Samsung Galaxy A53 5G Review: A Pixel 5A Alternative

It’s hard to dislike Samsung’s new Galaxy A53 5G. This Android phone costs just $450 and is all most people need, even besting our current top pick, the Google Pixel 5A, in a few areas. It’s appearance is a bit drab—the matte plastic design is also a haven for fingerprints—but if you don’t want your phone to stick out like a sore thumb, it’s a great affordable option. 

Samsung’s A Game

Put the A53 5G next to its predecessor, the A52 5G, and you might have a hard time telling them apart. Two areas where the new A53 might disappoint are with the removal of the headphone jack and the lack of a charging adapter in the box. These trends started with high-end flagships and are now trickling down, which some users aren’t happy about. 

Thankfully, the A53 5G succeeds with the features that matter most. Take the screen, for example. The 6.5-inch OLED screen gets much brighter than the display on Google’s $450 Pixel phone, making it fairly legible during sunny days here in New York. It maintains a 120-Hz screen refresh rate too, so scrolling through apps and the interface feels responsive and buttery smooth (just make sure to turn this on in the settings menu).

The large screen is good for my big paws, and the slim design helps for smaller hands. It’s paired with stereo speakers that actually sound great. My TV has been broken for a little over a week, but I’ve been more than OK catching up on shows on the couch with this phone. 

It has a 5,000-mAh cell, which is slightly larger than last year’s A52, though real-world battery life is similar. There are days I push it hard and see it hit 30 percent by midnight. But more often than not, it hangs somewhere around 50 to 45 percent by the day’s end, leaving enough juice for most of the following day. Still, neither phone quite offers two full days of battery life. 

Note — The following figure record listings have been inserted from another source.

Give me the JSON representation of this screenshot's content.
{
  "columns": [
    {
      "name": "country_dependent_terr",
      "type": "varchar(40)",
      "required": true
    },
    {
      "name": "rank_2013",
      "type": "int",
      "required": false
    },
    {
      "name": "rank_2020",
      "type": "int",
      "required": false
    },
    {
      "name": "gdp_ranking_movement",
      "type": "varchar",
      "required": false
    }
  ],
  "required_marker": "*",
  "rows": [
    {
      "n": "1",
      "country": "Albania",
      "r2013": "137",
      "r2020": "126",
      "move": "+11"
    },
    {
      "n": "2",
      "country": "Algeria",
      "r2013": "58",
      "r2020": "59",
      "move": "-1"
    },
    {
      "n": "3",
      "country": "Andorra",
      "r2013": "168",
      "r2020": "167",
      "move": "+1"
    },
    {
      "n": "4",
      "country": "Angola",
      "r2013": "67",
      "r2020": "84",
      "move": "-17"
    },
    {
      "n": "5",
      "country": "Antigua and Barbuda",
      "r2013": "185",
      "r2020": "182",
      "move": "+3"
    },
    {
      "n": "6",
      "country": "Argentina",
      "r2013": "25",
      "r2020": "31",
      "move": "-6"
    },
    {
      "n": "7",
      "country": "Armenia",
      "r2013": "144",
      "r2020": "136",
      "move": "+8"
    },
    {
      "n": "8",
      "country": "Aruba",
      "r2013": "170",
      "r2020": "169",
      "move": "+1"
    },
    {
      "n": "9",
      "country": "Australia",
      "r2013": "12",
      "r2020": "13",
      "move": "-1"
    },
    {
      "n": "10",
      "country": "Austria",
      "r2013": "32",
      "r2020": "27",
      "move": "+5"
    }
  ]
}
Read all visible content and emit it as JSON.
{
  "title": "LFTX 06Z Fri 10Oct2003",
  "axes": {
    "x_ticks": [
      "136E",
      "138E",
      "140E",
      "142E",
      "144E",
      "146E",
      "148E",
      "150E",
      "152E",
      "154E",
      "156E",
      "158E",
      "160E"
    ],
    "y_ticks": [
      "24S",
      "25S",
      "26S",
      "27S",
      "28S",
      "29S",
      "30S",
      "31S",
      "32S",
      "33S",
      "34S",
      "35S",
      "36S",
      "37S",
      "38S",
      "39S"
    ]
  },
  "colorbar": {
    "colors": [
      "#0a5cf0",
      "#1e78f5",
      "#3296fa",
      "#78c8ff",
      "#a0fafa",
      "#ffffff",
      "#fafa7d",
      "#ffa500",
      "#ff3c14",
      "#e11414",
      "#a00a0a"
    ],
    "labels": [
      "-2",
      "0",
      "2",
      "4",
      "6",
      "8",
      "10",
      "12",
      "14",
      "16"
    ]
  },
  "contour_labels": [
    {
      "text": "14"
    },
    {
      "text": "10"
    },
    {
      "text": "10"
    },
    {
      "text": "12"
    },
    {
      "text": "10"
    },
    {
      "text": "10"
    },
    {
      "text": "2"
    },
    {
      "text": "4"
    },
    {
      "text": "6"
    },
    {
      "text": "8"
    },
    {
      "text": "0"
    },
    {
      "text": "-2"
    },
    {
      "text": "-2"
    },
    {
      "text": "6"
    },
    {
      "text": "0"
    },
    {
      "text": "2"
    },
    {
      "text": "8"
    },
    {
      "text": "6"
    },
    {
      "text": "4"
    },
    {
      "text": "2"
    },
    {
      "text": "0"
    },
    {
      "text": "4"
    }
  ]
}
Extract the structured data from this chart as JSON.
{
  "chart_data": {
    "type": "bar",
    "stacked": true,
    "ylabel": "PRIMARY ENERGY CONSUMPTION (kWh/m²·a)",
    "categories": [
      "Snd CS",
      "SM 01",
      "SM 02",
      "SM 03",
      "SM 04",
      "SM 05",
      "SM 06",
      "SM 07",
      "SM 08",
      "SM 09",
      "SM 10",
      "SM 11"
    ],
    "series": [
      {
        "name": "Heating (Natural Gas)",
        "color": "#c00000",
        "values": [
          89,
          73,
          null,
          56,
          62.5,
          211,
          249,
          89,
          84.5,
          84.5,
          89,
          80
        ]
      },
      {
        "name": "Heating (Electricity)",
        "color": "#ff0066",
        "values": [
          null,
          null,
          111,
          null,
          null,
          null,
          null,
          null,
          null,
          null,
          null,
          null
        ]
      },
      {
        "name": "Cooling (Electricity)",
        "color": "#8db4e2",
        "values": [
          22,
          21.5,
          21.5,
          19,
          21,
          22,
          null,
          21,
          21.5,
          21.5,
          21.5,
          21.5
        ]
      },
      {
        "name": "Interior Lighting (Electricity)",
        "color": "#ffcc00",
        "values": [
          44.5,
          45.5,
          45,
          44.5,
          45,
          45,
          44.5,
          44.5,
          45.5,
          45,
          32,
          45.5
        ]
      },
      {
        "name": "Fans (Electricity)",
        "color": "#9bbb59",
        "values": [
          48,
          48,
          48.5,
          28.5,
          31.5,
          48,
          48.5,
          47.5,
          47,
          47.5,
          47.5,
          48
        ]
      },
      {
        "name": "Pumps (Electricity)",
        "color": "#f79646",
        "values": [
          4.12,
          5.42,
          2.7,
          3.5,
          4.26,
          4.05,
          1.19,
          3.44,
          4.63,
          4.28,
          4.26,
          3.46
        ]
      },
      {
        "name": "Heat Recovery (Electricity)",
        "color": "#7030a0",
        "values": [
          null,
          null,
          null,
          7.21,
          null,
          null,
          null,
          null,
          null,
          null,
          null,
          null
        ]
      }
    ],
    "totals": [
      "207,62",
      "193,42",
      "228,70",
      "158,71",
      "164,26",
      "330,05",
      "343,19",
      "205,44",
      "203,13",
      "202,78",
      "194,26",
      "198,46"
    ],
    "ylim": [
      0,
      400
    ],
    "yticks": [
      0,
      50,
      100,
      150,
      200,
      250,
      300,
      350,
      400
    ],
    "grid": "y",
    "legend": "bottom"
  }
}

This is one of the few Samsung phones sold in the US that use its homegrown processor, the Exynos 1280, and it’s paired with 6 gigabytes of RAM. Benchmark tests show its performance is similar to the Qualcomm Snapdragon 750G powering its predecessor, which is a bit of a shame. Don’t get me wrong—just like last year’s version, the A53 5G handles most everyday tasks just fine. There are, however, situations where you’ll huff and puff as you wait for it to load up directions on Google Maps, or wait for the camera app to launch. I don’t recall experiencing such frustrations with the Pixel 5A

The good news? This A53 will strangely get more version upgrades and security updates than its Pixel peer. (I still don’t understand how Google, which manages the Android operating system, is letting Samsung eat its lunch in this department.) That means four OS upgrades and 5 years of security updates, so it’ll keep getting patched until 2027. That’s pretty stunning for a sub-$450 Android phone. 

Speaking of the software, it’s fine. Whenever I test Samsung phones, I start to miss the clean Android software experience found on Pixels and Motorolas. The interface design here isn’t my favorite (why do I have to scroll through my app drawer horizontally?!). Thankfully, like all Androids, you can customize and change much of this via third-party apps and launchers

The Cameras

Most cameras on Android phones that cost less than $600 suck. The exception has been the Pixel A-series phones—I’ve yet to see a device that can dethrone Google’s prowess here. Samsung closes the gap and delivers a pretty satisfactory camera system with this new model, though it’s not quite reaching Pixel heights, particularly in low light. 

During the day, the 64-megapixel main camera can capture detailed photos. The colors are the problem. Take the photo of the fire escape on a rainy day in the gallery above. In Samsung’s photo, the shade of the building is much lighter than it was in real life (the Pixel 5A photo is much closer to reality). In high-contrast scenes, details in the A53 5G’s images suffer a smidge too. When the sun sets, you still get pretty great photos! But they’re often grainier and don’t have the sharpness or color accuracy of the Pixel 5A.